Building a Culture of Accountability

Accountability problems may be coaching problems in disguise

A recent Gallup article posed some good perspective on key concepts like “responsibility” and “being held accountable,” which are often viewed negatively by employees. Most likely, authors Andrew Robertson and Nate Dvorak explain, it’s because leaders have tried to mandate responsibility from the top down.

“People are intrinsically motivated to fulfill their commitments for a range of reasons, none of which include being mandated — at least not effectively nor sustainably,” the article says.

The piece goes on to suggest that a top-down approach makes employees feel “less than,” and fails to cultivate trust and freedom. Maybe most important, a top-down approach does not motivate people to be “accountable” or to stay on top of things. In fact, the authors suggest a company’s accountability problem may actually be a coaching problem in disguise.
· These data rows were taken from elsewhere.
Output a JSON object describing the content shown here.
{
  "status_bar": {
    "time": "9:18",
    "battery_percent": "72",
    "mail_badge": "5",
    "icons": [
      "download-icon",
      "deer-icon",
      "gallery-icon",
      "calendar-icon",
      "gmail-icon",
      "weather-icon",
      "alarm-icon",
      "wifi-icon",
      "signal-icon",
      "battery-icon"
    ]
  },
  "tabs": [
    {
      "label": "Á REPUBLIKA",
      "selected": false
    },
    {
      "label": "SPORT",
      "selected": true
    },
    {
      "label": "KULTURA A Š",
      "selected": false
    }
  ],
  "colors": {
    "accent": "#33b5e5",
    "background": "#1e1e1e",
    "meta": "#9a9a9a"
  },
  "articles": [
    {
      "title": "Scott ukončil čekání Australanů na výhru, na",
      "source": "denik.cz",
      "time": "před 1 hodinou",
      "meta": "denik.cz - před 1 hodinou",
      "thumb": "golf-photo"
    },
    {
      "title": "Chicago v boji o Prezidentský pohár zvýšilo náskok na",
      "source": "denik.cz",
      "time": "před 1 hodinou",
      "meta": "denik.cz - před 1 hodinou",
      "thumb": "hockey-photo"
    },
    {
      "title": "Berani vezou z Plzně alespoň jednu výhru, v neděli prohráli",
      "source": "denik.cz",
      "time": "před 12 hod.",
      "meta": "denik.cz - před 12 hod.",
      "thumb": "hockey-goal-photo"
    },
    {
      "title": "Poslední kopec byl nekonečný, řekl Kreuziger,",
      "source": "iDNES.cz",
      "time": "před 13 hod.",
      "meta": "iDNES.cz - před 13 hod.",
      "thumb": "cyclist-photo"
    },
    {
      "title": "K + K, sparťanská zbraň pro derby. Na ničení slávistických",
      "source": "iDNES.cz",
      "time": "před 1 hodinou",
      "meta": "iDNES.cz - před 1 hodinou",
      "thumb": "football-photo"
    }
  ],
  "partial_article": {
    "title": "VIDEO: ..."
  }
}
Instead, leaders can create a culture that promotes accountability through five areas of focus:

  1. Define what people are accountable for. Employees need clearly defined expectations to achieve goals. Managers need to demonstrate accountability through their own availability and time spent on defining what their team is responsible for.
  2. Set and cascade goals throughout the organization. Managers should help people set measurable, individualized goals that align with their individual role. Most, if not all, employees should have metrics defined that help them know if they’re delivering on the organization’s goals. In addition, leaders should prioritize ongoing communication about how everyone’s personal contributions and successes impact the organization’s achievements.
  3. Provide updates on progress. People need information to course correct toward their goals. While feedback can come from various sources or reports, the most effective form of feedback comes from frequent conversations between managers and employees.
  4. Align development, learning and growth. Whether through conversations between managers and employees, or as part of an ongoing developmental path, organizations must provide opportunities for employees to improve, learn and grow.
  5. Recognize and celebrate progress. Praise for good work is the most motivating of all forms of feedback. Identify, celebrate and learn from successes. It motivates employees to stretch and creates responsibility role models for others to follow.